In a rather suspiciously dated post, Sean Caroll claims that:

As crazy as it sounds, most working physicists buy into the many-worlds theory (and, like approval for gay marriage, there is a significant demographic slant, in which younger people are more open).

Unfortunately, he doesn’t tell us what the basis for this comment is. Many physicists – myself included – spend a large fraction of our time moving within relatively small communities of people working on similar topics. It’s easy to become convinced that the impression one picks up from that community is true of physicists at large. That is not always the case.

To give an example at odds with Sean Carroll’s claim, at a quantum computing conference at Cambridge in 1998, a many-worlder surveyed the audience of approximately 200 people for opinions on the interpretation of quantum mechanics at the beginning of his talk.

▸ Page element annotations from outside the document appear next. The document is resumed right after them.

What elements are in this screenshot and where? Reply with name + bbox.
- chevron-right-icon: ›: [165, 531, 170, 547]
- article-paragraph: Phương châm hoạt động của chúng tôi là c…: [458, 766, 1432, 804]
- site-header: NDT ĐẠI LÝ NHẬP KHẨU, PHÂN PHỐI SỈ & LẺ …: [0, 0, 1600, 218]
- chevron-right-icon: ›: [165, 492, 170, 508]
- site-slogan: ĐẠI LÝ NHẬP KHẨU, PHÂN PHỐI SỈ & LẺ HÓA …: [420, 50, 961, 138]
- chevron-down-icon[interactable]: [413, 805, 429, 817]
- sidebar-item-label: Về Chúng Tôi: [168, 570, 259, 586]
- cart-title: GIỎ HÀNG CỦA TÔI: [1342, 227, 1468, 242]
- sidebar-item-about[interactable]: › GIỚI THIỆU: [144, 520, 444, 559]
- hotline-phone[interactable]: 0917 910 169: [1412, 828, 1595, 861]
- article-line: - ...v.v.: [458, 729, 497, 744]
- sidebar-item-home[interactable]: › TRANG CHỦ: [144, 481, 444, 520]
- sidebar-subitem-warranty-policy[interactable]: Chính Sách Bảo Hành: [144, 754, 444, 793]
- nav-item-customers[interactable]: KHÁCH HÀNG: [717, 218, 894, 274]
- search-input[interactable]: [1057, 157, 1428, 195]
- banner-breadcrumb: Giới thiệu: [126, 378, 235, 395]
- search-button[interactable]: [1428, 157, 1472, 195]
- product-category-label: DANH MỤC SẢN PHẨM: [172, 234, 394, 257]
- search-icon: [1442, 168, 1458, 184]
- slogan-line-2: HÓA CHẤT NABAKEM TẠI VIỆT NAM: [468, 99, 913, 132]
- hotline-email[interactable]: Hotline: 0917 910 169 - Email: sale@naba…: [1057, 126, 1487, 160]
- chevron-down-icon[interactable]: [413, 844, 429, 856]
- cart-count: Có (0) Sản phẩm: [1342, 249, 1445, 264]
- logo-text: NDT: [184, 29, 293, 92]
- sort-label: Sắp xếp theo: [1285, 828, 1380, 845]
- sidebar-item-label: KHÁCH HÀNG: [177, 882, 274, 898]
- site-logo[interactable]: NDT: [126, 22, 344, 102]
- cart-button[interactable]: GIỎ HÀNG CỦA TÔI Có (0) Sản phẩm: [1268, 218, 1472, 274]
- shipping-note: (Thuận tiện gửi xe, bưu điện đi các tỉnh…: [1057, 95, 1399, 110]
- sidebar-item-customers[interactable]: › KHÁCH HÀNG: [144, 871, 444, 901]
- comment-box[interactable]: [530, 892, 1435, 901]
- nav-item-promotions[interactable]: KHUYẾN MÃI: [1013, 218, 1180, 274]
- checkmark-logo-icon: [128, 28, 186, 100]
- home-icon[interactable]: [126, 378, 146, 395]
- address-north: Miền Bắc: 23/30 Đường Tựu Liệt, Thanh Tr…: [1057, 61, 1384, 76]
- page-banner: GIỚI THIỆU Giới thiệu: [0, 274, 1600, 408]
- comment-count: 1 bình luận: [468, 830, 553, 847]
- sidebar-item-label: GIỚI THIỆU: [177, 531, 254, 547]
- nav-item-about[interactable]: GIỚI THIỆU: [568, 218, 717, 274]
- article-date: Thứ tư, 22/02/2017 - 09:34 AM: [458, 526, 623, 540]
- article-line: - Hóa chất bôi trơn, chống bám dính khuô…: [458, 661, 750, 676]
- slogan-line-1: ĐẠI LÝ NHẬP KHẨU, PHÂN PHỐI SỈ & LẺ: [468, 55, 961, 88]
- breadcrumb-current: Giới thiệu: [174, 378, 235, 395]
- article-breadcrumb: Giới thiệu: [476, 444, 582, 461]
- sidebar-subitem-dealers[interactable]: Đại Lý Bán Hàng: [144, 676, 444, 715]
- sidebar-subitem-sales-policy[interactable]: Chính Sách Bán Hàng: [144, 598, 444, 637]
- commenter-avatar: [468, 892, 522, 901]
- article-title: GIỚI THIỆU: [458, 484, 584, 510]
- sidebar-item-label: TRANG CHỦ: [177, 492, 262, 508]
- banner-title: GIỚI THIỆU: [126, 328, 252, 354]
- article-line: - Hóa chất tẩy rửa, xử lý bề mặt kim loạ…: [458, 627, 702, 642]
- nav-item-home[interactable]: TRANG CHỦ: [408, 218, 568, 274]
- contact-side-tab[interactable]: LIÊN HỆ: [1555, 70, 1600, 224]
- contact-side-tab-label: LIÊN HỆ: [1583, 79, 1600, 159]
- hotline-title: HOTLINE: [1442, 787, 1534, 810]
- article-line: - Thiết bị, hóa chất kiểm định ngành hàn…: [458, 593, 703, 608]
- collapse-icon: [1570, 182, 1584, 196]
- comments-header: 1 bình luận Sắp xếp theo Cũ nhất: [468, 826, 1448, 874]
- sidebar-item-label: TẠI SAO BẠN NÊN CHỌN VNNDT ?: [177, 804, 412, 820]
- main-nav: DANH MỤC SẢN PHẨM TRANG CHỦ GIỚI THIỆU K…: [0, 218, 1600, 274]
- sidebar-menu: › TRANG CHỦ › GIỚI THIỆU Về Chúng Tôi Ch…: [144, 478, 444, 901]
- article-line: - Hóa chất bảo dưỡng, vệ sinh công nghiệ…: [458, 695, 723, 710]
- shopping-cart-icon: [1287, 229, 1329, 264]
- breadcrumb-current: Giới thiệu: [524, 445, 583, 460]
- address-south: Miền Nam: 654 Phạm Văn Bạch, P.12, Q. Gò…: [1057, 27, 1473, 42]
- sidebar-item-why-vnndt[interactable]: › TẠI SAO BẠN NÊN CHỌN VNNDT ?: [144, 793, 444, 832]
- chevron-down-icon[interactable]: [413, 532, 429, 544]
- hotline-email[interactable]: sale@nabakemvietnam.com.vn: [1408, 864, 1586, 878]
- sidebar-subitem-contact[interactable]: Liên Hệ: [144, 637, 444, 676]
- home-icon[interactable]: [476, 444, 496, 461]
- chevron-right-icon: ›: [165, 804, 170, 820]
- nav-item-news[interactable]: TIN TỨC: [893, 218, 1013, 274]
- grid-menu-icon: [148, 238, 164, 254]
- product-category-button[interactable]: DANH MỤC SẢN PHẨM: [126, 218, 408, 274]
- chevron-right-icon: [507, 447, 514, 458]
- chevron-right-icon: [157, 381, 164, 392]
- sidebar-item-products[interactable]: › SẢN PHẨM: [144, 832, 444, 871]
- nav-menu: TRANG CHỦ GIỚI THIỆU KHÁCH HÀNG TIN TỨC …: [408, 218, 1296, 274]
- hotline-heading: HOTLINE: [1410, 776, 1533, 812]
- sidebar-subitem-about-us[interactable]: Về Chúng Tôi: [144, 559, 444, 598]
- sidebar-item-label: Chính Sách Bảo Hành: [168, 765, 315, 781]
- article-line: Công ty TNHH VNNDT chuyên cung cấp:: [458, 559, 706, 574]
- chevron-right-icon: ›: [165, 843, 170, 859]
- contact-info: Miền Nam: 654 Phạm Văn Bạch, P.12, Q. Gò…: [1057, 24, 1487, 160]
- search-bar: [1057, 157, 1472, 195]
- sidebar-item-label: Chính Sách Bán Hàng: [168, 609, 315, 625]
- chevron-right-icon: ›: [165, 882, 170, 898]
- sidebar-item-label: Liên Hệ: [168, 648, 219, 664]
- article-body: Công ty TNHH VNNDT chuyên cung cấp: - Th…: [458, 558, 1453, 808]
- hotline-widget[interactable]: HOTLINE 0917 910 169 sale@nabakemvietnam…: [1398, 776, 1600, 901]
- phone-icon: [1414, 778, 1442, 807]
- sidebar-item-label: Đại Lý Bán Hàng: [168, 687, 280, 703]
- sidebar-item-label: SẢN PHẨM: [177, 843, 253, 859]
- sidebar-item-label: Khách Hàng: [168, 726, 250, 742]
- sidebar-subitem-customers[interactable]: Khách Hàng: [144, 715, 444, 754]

Many-worlds did just fine, garnering support on a level comparable to, but somewhat below, Copenhagen and decoherence.

(The previous paragraph should be taken with rather a large grain of salt; it’s been almost six years. Anybody else who was at the conference, and cares to comment?)

My impression – admittedly, based in part on the irritated looks and comments of people around me as the poll was being conducted – was that the largest single group of people in the room was people who thought the poll was a waste of time.

Certainly, Asher Peres stole the show (and got a huge and sustained round of applause) when he got up at the end of the polling and asked “And who here believes the laws of physics are decided by a democratic vote?”

From → General

One Comment
  1. Antia Lamas permalink

    This just reminded me of another poll. In a quantum information conference in Oviedo (Spain, 2002) somebody asked the audience not what was their favorite interpretation, but which one they disliked the most: Many-worlds won by a wide margin.